Vuelve su cabeza para volver su mirada.
Hombre de la lámpara, ¿qué quieres de él?…
Miras el ojo redondo bajo el polen averiado del párpado;
miras el segundo círculo como un anillo de muerta savia.
Y la pluma enferma se remoja en el acuoso excremento.
¡Oh miseria! Apaga tu lámpara, El pájaro lanza su grito.

6. El parasol de piel de cabra

Está entre el olor agrio del polvo, bajo el alero del granero.
Está bajo una mesa de tres patas: está entre la caja de arena para la gata
y el tonel desaherrojado en que se hacina la pluma.

7. El arco

Ante los silbos del hogar, transido bajo tu hopalanda floreada,
miras ondular las dulces aletas de la llama.
-Pero un chasquido agrieta la cantante sombra: es tu arco, guindado,
que se rompe. Y se abre a todo lo largo de su fibra secreta,
como la vaina muerta en las manos del árbol guerrero.

8. La semilla

En una maceta la enterraste: la purpúrea semilla
adherida a tu traje de piel de cabra.
Y no ha germinado.

9. El libro

Y qué queja entonces en boca del lar, una noche
de largas lluvias en marcha hacia la ciudad, removía
en tu corazón el oscuro nacimiento del lenguaje:
“…De un luminoso exilio -y más lejano ya que la rodante tempestad
-¿cómo guardar las vías, ¡oh Señor!, que me habíais entregado?
“…¿Sólo me dejarás esta confusión de la noche,
después de haberme, en un tan largo día, nutrido con la sal de tu soledad,
“testigo de tus silencios, de tu sombra y de tus grandes gritos? ”

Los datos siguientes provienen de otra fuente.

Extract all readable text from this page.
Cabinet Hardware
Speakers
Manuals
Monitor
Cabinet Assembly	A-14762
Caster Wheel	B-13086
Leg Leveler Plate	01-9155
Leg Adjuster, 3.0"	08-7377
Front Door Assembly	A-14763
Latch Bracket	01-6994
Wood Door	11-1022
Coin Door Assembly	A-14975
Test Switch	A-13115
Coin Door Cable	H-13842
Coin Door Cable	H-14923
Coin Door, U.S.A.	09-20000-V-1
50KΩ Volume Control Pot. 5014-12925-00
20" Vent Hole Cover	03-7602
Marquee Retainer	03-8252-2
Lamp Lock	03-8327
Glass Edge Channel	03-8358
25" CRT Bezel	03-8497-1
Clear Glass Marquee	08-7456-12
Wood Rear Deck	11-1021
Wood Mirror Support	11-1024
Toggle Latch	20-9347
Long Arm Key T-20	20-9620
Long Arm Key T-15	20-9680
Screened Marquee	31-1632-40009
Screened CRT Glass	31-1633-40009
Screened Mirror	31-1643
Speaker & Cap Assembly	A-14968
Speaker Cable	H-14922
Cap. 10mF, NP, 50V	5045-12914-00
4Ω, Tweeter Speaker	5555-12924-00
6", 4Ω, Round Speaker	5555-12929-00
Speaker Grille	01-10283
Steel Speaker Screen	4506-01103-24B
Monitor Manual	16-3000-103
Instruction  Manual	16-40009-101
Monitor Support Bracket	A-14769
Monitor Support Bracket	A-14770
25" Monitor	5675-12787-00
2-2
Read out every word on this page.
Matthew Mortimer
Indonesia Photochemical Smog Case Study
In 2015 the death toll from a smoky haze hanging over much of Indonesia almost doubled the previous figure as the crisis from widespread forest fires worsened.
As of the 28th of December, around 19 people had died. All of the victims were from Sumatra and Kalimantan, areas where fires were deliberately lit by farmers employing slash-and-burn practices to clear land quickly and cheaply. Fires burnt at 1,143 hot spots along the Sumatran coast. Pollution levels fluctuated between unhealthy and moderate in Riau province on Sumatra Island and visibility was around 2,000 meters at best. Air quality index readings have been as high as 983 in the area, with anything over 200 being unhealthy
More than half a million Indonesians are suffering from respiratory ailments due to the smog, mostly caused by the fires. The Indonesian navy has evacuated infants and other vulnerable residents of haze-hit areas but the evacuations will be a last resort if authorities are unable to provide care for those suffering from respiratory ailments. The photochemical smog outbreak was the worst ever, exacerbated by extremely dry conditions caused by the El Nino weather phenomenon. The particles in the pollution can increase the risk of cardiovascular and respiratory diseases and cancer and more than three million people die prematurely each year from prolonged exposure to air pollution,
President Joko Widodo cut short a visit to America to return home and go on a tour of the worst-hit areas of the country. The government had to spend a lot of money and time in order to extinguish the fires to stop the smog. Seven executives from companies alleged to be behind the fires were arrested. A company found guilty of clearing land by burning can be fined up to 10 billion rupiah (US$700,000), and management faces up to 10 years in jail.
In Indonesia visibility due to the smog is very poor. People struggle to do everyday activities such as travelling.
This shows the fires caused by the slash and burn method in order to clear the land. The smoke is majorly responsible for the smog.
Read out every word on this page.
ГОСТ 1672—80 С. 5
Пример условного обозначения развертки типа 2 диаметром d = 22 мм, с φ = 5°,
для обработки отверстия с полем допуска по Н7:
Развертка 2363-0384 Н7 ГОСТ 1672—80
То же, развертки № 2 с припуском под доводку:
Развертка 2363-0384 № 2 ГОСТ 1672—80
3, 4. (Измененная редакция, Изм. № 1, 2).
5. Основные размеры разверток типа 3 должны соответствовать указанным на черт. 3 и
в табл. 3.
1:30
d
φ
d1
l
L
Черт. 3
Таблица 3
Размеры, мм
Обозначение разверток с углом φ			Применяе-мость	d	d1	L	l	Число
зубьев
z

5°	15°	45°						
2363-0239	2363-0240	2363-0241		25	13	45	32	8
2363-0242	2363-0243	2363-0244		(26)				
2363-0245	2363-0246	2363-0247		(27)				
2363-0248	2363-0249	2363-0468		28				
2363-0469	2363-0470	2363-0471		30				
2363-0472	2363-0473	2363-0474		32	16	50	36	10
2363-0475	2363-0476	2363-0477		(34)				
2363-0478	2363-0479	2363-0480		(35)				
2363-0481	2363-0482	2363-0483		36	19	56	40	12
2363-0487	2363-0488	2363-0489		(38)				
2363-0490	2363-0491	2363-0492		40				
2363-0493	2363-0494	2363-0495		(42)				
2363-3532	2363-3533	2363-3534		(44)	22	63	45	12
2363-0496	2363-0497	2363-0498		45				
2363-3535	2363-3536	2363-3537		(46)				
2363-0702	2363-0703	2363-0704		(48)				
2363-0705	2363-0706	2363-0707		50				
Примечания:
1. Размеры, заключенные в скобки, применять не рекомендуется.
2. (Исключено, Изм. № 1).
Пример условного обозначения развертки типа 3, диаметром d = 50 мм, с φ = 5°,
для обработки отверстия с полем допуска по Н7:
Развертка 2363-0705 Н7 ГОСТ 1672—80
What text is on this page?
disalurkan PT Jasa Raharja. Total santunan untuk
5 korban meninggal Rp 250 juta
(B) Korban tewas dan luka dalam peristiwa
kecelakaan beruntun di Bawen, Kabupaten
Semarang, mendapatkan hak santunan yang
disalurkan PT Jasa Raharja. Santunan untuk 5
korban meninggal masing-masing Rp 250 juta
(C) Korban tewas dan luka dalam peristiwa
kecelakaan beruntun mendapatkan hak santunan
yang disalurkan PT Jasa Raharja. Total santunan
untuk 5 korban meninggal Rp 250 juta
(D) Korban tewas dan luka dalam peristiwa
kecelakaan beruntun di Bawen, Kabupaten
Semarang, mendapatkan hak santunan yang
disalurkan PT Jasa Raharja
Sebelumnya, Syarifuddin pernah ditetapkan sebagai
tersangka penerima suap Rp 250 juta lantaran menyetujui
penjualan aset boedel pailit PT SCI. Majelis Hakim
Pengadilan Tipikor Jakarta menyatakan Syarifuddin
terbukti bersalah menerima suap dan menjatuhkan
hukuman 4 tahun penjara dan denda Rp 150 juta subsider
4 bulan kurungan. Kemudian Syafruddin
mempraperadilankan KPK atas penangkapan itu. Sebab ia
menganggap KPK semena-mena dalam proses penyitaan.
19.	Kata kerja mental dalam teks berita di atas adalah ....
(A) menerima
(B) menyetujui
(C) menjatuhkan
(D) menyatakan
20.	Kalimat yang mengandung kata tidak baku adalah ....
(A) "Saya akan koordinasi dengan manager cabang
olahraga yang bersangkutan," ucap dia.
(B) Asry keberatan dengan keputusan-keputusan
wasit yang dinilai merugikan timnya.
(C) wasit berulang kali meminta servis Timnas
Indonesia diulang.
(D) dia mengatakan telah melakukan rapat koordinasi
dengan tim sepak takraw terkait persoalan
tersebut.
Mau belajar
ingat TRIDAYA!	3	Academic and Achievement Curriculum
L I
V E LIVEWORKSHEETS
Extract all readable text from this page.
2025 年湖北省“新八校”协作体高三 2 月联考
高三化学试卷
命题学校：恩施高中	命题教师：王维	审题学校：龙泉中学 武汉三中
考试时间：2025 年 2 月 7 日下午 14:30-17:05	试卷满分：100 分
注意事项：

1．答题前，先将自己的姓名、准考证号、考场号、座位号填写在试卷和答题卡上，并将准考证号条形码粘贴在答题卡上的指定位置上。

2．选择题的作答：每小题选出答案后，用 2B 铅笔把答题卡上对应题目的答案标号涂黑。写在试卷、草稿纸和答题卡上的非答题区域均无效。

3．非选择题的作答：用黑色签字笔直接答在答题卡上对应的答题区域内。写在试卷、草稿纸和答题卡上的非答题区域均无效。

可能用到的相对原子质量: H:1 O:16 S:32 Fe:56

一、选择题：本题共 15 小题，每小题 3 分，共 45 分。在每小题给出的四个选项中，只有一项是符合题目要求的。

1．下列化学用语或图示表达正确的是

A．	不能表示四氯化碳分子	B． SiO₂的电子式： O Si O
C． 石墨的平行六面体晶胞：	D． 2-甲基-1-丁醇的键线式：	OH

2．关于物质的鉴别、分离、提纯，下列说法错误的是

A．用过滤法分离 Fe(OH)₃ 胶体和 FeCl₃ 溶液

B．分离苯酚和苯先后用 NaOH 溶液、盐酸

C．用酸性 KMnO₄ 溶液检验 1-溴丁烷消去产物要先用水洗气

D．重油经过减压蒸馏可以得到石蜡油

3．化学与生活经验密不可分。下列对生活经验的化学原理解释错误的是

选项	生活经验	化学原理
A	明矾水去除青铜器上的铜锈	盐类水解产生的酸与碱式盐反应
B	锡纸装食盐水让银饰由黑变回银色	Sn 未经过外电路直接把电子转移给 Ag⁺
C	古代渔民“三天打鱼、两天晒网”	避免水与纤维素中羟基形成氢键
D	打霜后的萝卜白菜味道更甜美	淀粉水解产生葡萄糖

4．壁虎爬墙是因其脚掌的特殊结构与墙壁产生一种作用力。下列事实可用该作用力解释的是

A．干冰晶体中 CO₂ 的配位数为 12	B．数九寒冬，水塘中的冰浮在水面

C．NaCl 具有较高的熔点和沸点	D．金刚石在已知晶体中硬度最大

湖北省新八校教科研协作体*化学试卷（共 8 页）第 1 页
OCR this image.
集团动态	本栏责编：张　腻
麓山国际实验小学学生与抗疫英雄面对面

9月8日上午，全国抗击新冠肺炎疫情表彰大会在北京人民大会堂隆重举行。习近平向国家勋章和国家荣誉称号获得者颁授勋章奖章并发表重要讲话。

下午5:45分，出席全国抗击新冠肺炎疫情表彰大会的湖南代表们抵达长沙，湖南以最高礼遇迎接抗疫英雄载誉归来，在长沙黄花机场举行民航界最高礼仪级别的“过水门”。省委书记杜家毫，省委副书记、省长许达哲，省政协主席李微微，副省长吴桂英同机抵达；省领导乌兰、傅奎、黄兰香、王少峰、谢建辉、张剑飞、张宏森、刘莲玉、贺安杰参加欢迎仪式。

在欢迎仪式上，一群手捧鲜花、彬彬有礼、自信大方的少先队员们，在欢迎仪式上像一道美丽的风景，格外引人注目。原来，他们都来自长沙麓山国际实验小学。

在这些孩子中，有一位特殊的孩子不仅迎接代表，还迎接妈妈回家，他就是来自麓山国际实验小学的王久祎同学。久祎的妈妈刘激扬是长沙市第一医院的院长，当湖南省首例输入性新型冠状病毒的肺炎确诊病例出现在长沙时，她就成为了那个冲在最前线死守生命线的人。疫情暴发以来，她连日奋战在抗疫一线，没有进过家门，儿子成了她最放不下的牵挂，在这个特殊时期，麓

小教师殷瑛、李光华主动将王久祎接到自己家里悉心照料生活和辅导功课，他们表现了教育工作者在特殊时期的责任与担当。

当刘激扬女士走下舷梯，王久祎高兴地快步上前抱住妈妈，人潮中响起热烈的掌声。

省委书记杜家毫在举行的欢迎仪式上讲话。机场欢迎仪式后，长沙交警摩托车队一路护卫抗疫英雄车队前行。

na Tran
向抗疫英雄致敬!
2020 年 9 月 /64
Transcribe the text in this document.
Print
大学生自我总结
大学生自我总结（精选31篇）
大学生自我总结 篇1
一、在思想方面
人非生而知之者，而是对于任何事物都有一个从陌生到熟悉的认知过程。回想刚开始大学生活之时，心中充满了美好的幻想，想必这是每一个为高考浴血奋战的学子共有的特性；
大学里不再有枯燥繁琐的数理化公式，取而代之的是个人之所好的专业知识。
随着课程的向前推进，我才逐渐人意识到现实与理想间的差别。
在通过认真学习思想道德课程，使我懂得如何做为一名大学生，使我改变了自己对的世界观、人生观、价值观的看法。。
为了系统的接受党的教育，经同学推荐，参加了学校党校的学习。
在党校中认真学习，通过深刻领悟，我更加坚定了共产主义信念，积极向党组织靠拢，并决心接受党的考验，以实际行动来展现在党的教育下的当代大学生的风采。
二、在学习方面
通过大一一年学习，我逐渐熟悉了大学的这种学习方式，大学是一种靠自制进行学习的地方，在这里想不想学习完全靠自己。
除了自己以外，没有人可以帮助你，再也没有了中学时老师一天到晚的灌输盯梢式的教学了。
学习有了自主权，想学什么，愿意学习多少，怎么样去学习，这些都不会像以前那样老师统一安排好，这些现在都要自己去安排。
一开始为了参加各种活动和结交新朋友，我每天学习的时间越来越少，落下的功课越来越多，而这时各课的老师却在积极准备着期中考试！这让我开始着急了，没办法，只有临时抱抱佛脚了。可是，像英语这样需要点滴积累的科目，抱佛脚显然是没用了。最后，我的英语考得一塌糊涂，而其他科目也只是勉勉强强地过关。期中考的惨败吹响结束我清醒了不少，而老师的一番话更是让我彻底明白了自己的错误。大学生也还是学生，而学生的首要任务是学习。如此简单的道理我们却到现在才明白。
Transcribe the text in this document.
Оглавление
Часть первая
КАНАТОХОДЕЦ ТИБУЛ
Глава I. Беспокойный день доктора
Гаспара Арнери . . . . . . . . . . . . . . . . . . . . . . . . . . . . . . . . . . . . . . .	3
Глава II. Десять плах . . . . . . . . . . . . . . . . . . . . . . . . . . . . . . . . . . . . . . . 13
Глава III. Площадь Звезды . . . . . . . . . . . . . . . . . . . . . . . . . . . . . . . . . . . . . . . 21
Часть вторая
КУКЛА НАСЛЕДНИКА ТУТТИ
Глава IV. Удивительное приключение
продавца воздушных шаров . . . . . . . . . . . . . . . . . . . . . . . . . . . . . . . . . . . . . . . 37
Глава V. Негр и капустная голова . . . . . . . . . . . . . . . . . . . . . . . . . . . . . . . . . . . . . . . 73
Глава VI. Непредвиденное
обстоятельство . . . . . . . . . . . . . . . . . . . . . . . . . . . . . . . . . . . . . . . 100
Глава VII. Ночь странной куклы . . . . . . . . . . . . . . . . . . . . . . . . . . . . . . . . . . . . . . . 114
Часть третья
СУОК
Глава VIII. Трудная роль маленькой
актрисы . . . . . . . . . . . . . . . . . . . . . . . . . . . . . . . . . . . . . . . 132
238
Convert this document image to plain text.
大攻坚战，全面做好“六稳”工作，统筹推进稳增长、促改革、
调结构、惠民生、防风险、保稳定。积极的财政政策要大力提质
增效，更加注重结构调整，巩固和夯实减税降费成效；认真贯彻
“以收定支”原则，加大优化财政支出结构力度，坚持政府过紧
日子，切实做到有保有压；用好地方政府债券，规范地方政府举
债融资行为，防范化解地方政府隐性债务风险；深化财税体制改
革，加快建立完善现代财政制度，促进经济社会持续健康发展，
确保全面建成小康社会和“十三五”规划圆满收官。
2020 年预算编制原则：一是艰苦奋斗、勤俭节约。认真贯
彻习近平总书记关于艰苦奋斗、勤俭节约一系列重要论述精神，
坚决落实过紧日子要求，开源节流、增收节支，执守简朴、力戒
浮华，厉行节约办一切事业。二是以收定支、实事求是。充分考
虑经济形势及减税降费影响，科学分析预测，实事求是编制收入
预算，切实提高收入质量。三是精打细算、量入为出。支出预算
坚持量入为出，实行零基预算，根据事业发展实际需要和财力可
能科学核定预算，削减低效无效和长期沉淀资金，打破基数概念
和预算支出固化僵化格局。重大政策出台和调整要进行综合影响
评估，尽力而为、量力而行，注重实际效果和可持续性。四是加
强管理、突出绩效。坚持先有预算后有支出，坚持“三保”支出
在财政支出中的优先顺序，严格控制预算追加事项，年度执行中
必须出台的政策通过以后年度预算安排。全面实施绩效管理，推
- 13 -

-Así te quejabas, en la confusión de la noche.
Pero bajo la oscura ventana, ante el lienzo de muro frontero,
cuando no podías resucitar el esplendor perdido,
abriendo el Libro,
paseabas un desgastado dedo por sobre las profecías,
y luego, fija la mirada en el espacio, esperabas el instante de la partida,
el levantarse del gran viento que te desellaría de un golpe,
como un tifón, partiendo las nubes ante la espera de tus ojos.